The progressive replacement of right ventricular myocardium with fatty and fibrous tissue is called:

А. НСМ
B. ARVC
C. IHSS
D. DSS

A

B. Arrhythmogenic right ventricular cardiomyopathy (ARVC), also called arrhythmogenic right ventricular dysplasia (ARVD), is the most common cause of death in young patients in certain areas of Europe.
It is familial.
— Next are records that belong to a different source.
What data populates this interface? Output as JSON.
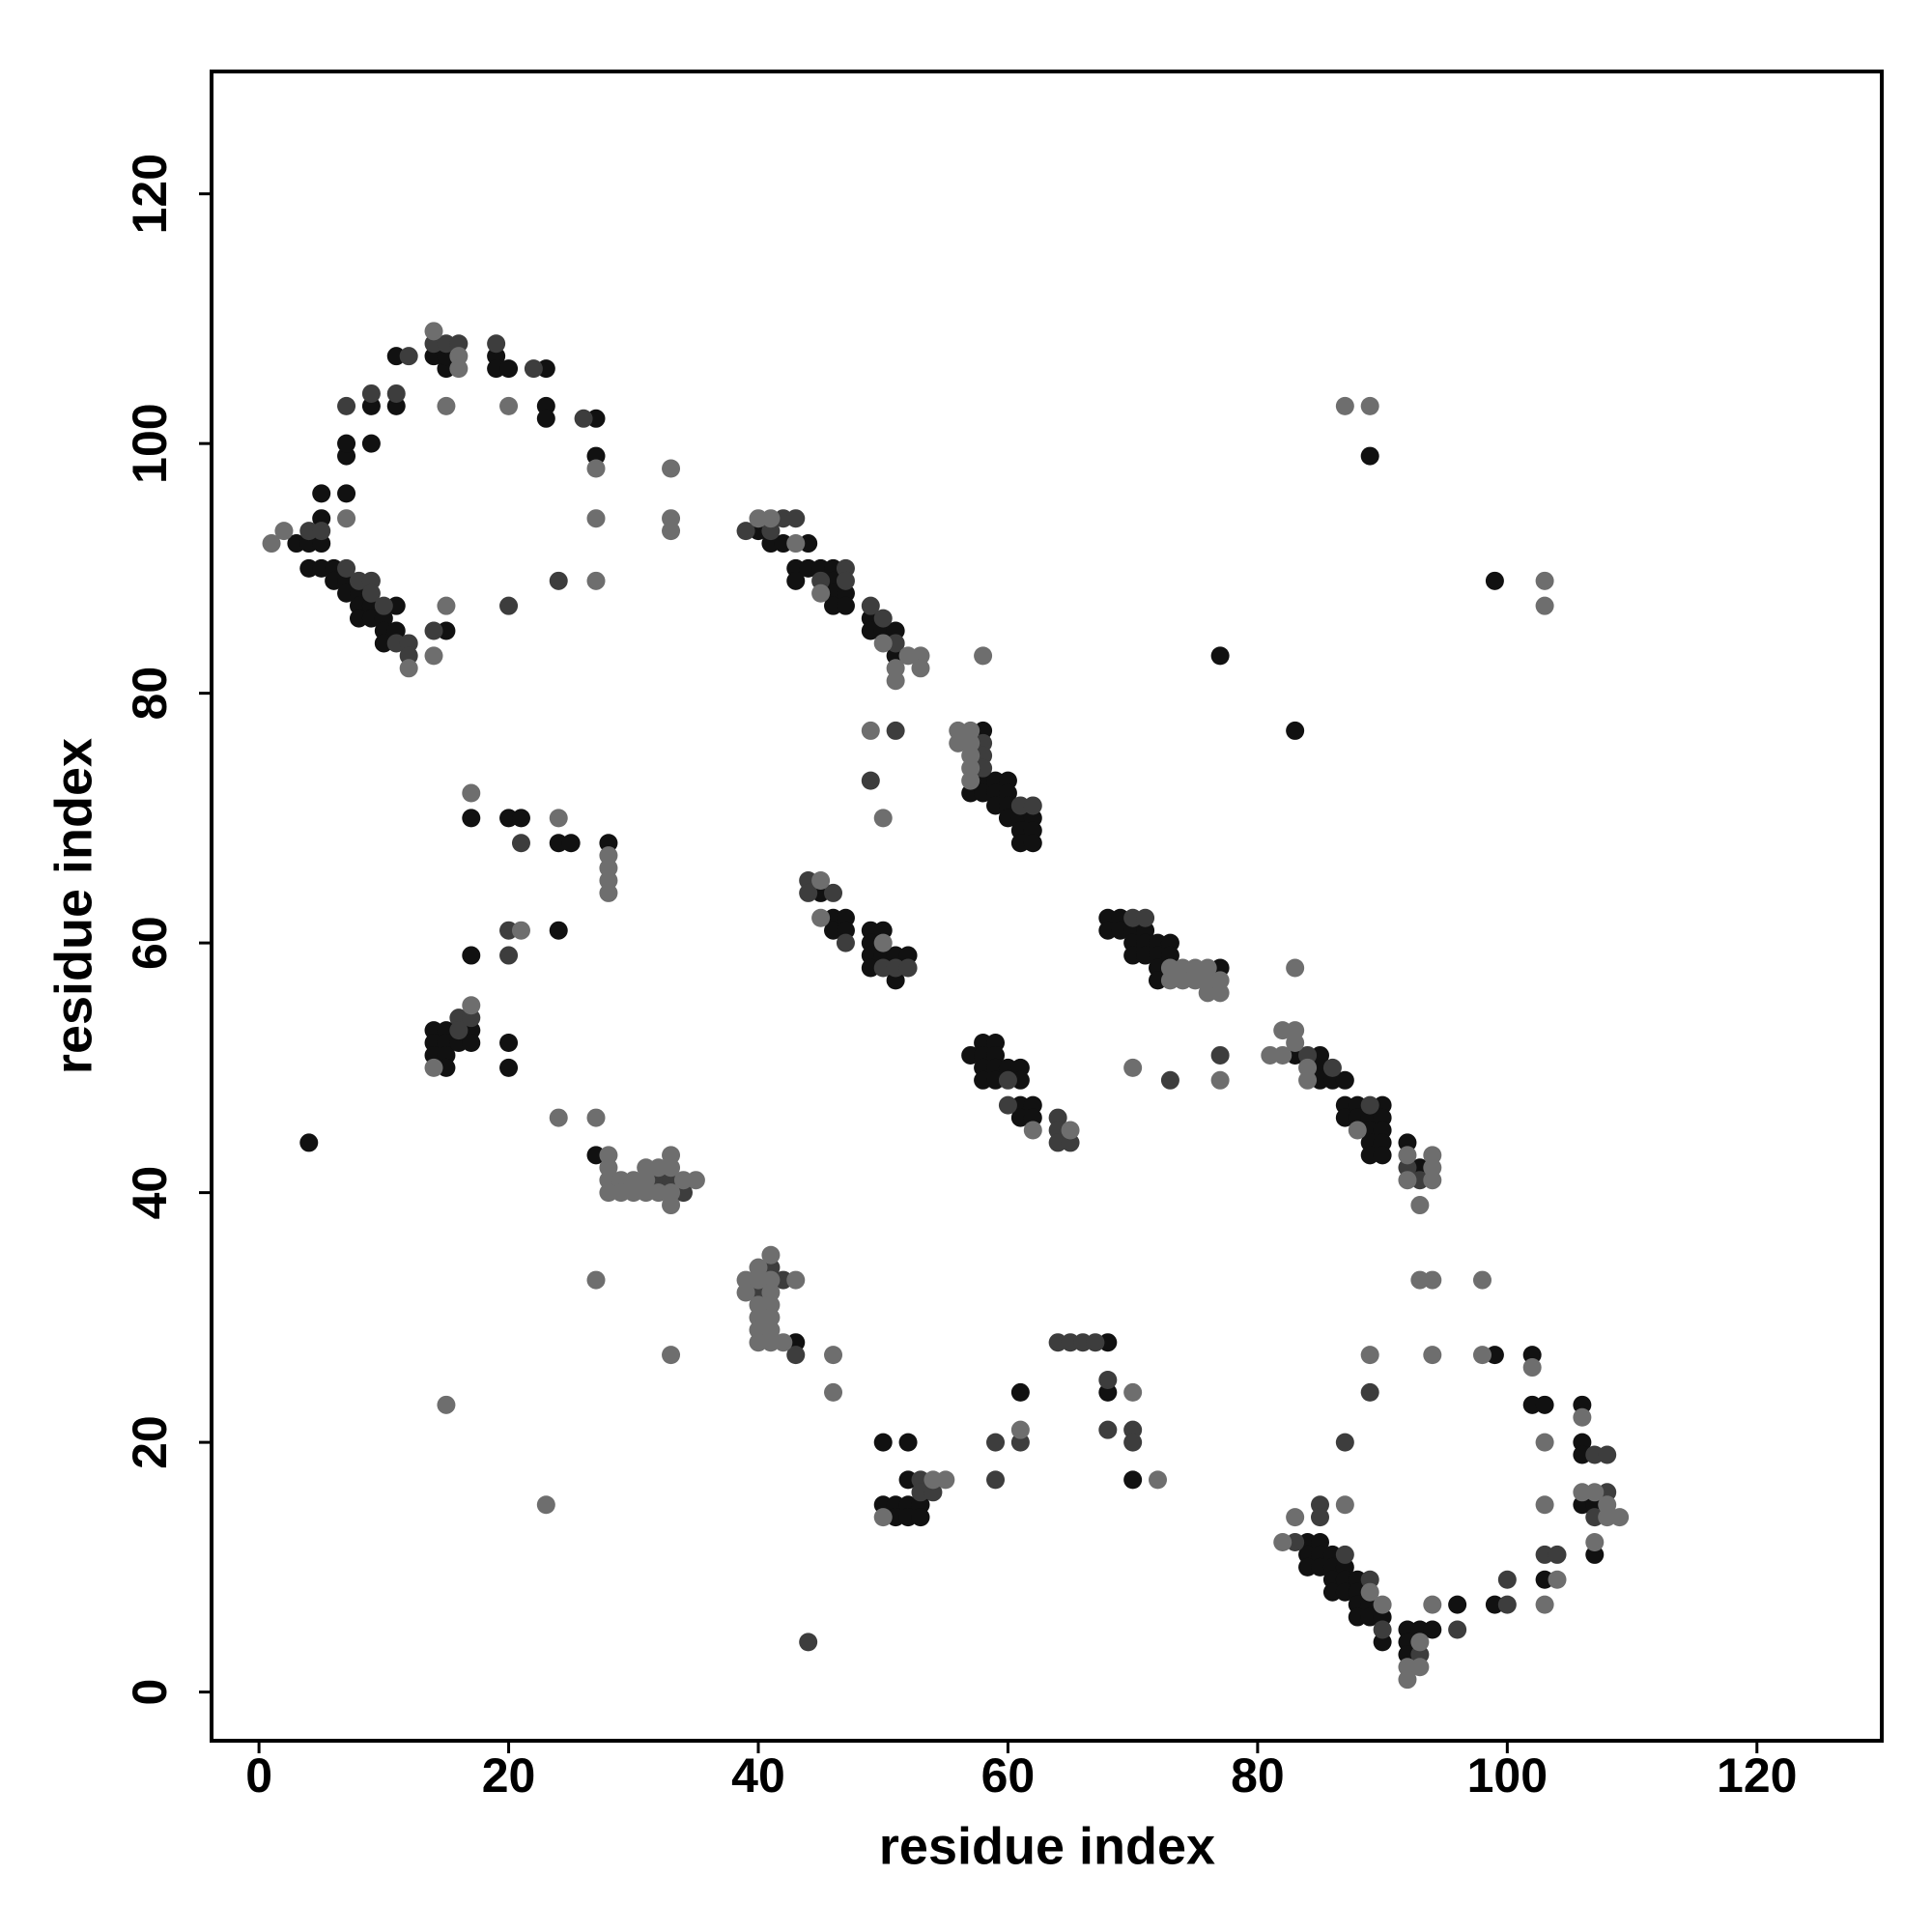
{
  "chart_data": {
    "type": "scatter",
    "xlabel": "residue index",
    "ylabel": "residue index",
    "xlim": [
      -3.8,
      130
    ],
    "ylim": [
      -3.9,
      129.8
    ],
    "xticks": [
      0,
      20,
      40,
      60,
      80,
      100,
      120
    ],
    "yticks": [
      0,
      20,
      40,
      60,
      80,
      100,
      120
    ],
    "series": [
      {
        "color": "#111111",
        "x": [
          3,
          4,
          5,
          5,
          5,
          4,
          5,
          6,
          6,
          7,
          7,
          8,
          8,
          8,
          9,
          9,
          10,
          10,
          10,
          11,
          11,
          15,
          7,
          7,
          7,
          9,
          9,
          11,
          11,
          14,
          15,
          15,
          19,
          19,
          20,
          23,
          23,
          23,
          27,
          27,
          40,
          41,
          42,
          44,
          43,
          43,
          44,
          45,
          46,
          46,
          46,
          46,
          47,
          47,
          49,
          49,
          50,
          51,
          51,
          57,
          58,
          58,
          58,
          59,
          59,
          59,
          60,
          60,
          60,
          60,
          61,
          61,
          61,
          62,
          62,
          62,
          77,
          83,
          45,
          46,
          46,
          47,
          47,
          49,
          49,
          49,
          49,
          50,
          50,
          51,
          51,
          52,
          68,
          68,
          69,
          69,
          70,
          70,
          70,
          71,
          71,
          71,
          72,
          72,
          72,
          72,
          73,
          73,
          77,
          57,
          58,
          58,
          58,
          58,
          59,
          59,
          59,
          59,
          60,
          61,
          61,
          61,
          61,
          62,
          62,
          83,
          85,
          85,
          85,
          86,
          87,
          87,
          87,
          88,
          88,
          89,
          89,
          89,
          89,
          90,
          90,
          90,
          90,
          90,
          92,
          93,
          99,
          14,
          14,
          14,
          15,
          15,
          15,
          15,
          16,
          17,
          17,
          20,
          20,
          17,
          24,
          17,
          20,
          21,
          24,
          25,
          28,
          4,
          27,
          43,
          50,
          50,
          51,
          51,
          52,
          52,
          52,
          52,
          53,
          53,
          61,
          68,
          68,
          70,
          84,
          84,
          84,
          85,
          85,
          85,
          86,
          86,
          86,
          86,
          87,
          87,
          87,
          88,
          88,
          88,
          88,
          89,
          89,
          90,
          90,
          92,
          92,
          92,
          93,
          94,
          96,
          99,
          102,
          102,
          103,
          103,
          106,
          106,
          106,
          106,
          107,
          107,
          89,
          99
        ],
        "values": [
          92,
          92,
          92,
          94,
          96,
          90,
          90,
          90,
          89,
          89,
          88,
          88,
          87,
          86,
          87,
          86,
          86,
          85,
          84,
          85,
          87,
          85,
          96,
          99,
          100,
          103,
          100,
          103,
          107,
          107,
          106,
          107,
          107,
          106,
          106,
          106,
          103,
          102,
          102,
          99,
          93,
          92,
          92,
          92,
          90,
          89,
          90,
          90,
          90,
          89,
          88,
          87,
          88,
          87,
          86,
          85,
          85,
          85,
          83,
          72,
          77,
          73,
          72,
          73,
          72,
          71,
          73,
          72,
          71,
          70,
          70,
          69,
          68,
          70,
          69,
          68,
          83,
          77,
          64,
          62,
          61,
          62,
          61,
          61,
          60,
          59,
          58,
          61,
          59,
          59,
          57,
          59,
          62,
          61,
          62,
          61,
          61,
          60,
          59,
          61,
          60,
          59,
          60,
          59,
          58,
          57,
          60,
          59,
          58,
          51,
          52,
          51,
          50,
          49,
          52,
          51,
          50,
          49,
          50,
          50,
          49,
          47,
          46,
          47,
          46,
          51,
          51,
          50,
          49,
          49,
          49,
          47,
          46,
          47,
          46,
          46,
          45,
          44,
          43,
          47,
          46,
          45,
          44,
          43,
          44,
          42,
          27,
          53,
          52,
          51,
          53,
          52,
          51,
          50,
          52,
          53,
          52,
          52,
          50,
          59,
          61,
          70,
          70,
          70,
          68,
          68,
          68,
          44,
          43,
          28,
          20,
          15,
          15,
          14,
          20,
          17,
          15,
          14,
          15,
          14,
          24,
          28,
          24,
          17,
          12,
          11,
          10,
          12,
          11,
          10,
          11,
          10,
          9,
          8,
          10,
          9,
          8,
          9,
          8,
          7,
          6,
          7,
          6,
          6,
          4,
          5,
          4,
          3,
          5,
          5,
          7,
          7,
          27,
          23,
          23,
          9,
          23,
          20,
          19,
          15,
          15,
          11,
          99,
          89
        ]
      },
      {
        "color": "#3d3d3d",
        "x": [
          4,
          5,
          7,
          8,
          9,
          9,
          10,
          11,
          12,
          12,
          14,
          7,
          9,
          11,
          12,
          14,
          15,
          16,
          19,
          22,
          26,
          24,
          20,
          39,
          41,
          42,
          43,
          45,
          47,
          47,
          49,
          50,
          51,
          49,
          51,
          58,
          58,
          58,
          61,
          62,
          44,
          44,
          46,
          47,
          50,
          51,
          52,
          70,
          71,
          77,
          73,
          60,
          60,
          64,
          64,
          64,
          65,
          84,
          86,
          89,
          92,
          93,
          16,
          16,
          17,
          20,
          20,
          21,
          32,
          33,
          34,
          40,
          41,
          42,
          43,
          44,
          53,
          53,
          54,
          59,
          59,
          61,
          64,
          65,
          66,
          67,
          68,
          68,
          70,
          70,
          83,
          85,
          85,
          87,
          87,
          89,
          89,
          90,
          93,
          96,
          100,
          100,
          103,
          104,
          107,
          107,
          108,
          108
        ],
        "values": [
          93,
          93,
          90,
          89,
          89,
          88,
          87,
          84,
          84,
          83,
          85,
          103,
          104,
          104,
          107,
          108,
          108,
          108,
          108,
          106,
          102,
          89,
          87,
          93,
          93,
          94,
          94,
          89,
          90,
          89,
          87,
          86,
          84,
          73,
          77,
          76,
          75,
          74,
          71,
          71,
          65,
          64,
          64,
          60,
          58,
          58,
          58,
          62,
          62,
          51,
          49,
          49,
          47,
          46,
          45,
          44,
          44,
          51,
          50,
          47,
          42,
          41,
          54,
          53,
          54,
          61,
          59,
          68,
          41,
          41,
          40,
          32,
          34,
          33,
          27,
          4,
          17,
          16,
          16,
          20,
          17,
          20,
          28,
          28,
          28,
          28,
          25,
          21,
          21,
          20,
          12,
          15,
          14,
          20,
          11,
          9,
          24,
          5,
          3,
          5,
          9,
          7,
          11,
          11,
          19,
          14,
          19,
          16
        ]
      },
      {
        "color": "#6e6e6e",
        "x": [
          1,
          2,
          12,
          14,
          15,
          7,
          14,
          16,
          16,
          15,
          20,
          27,
          27,
          27,
          33,
          33,
          33,
          40,
          41,
          43,
          45,
          50,
          51,
          51,
          52,
          53,
          53,
          49,
          50,
          56,
          56,
          57,
          57,
          57,
          57,
          57,
          58,
          45,
          45,
          50,
          73,
          73,
          74,
          74,
          75,
          75,
          76,
          76,
          76,
          77,
          77,
          77,
          70,
          83,
          62,
          65,
          81,
          82,
          82,
          83,
          83,
          84,
          84,
          88,
          92,
          92,
          93,
          94,
          94,
          94,
          93,
          94,
          98,
          94,
          98,
          14,
          17,
          17,
          21,
          24,
          28,
          28,
          28,
          28,
          24,
          27,
          28,
          28,
          28,
          28,
          29,
          29,
          30,
          30,
          31,
          31,
          31,
          32,
          32,
          33,
          33,
          33,
          33,
          34,
          35,
          27,
          33,
          39,
          39,
          40,
          40,
          40,
          40,
          40,
          40,
          41,
          41,
          41,
          41,
          41,
          41,
          41,
          42,
          43,
          46,
          46,
          15,
          23,
          50,
          54,
          55,
          61,
          70,
          72,
          82,
          83,
          87,
          89,
          89,
          90,
          92,
          92,
          93,
          93,
          94,
          102,
          103,
          103,
          103,
          104,
          106,
          106,
          107,
          107,
          108,
          108,
          109,
          87,
          89,
          103,
          103
        ],
        "values": [
          92,
          93,
          82,
          83,
          87,
          94,
          109,
          107,
          106,
          103,
          103,
          98,
          94,
          89,
          98,
          94,
          93,
          94,
          94,
          92,
          88,
          84,
          82,
          81,
          83,
          83,
          82,
          77,
          70,
          77,
          76,
          77,
          76,
          75,
          74,
          73,
          83,
          65,
          62,
          60,
          58,
          57,
          58,
          57,
          58,
          57,
          58,
          57,
          56,
          57,
          56,
          49,
          50,
          58,
          45,
          45,
          51,
          53,
          51,
          53,
          52,
          50,
          49,
          45,
          43,
          41,
          39,
          43,
          42,
          41,
          33,
          33,
          33,
          27,
          27,
          50,
          55,
          72,
          61,
          70,
          67,
          66,
          65,
          64,
          46,
          46,
          43,
          42,
          41,
          40,
          41,
          40,
          41,
          40,
          42,
          41,
          40,
          42,
          40,
          43,
          42,
          40,
          39,
          41,
          41,
          33,
          27,
          33,
          32,
          34,
          33,
          31,
          30,
          29,
          28,
          35,
          33,
          32,
          31,
          30,
          29,
          28,
          28,
          33,
          27,
          24,
          23,
          15,
          14,
          17,
          17,
          21,
          24,
          17,
          12,
          14,
          15,
          8,
          27,
          7,
          2,
          1,
          4,
          2,
          7,
          26,
          20,
          15,
          7,
          9,
          22,
          16,
          16,
          12,
          15,
          14,
          14,
          103,
          103,
          89,
          87
        ]
      }
    ]
  }
}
The echocardiographic/Doppler features include right ventricular dilatation with reduced global right ventricular systolic function, right ventricular wall motion abnormalities especially at the right ventricular apex and anterior wall) and low velocity (< 2 m/s due to poor global right ventricular systolic function) tricuspid regurgitation.

27
Q

Persistent intramyocardial sinusoids located in the left ventricle are found in:

A. Dilated cardiomyopathy
B. Hypertrophic cardiomyopathy
C. Restrictive cardiomyopathy
D. Noncompaction cardiomyopathy

A

D. Isolated ventricular noncompaction cardiomyopathy is characterized by a dilated left ventricle with reduced global systolic function with thick epicardial and endocardial layers and heavy trabeculations with deep intrabecular recesses.

28
Q

The cardiac involvement associated with acquired immunodeficiency syndrome (AIDS) is:

A. Dilated cardiomyopathy
B. Hypertrophic cardiomyopathy
C. Restrictive cardiomyopathy
D. Arrhythmogenic right ventricular cardiomyopathy

A

A. Other echocardiographic/Doppler findings in AIDS patients include pericardial effusion, cardiac tamponade, infective endocarditis, metastatic cardiac neoplasm and pulmonary hypertension.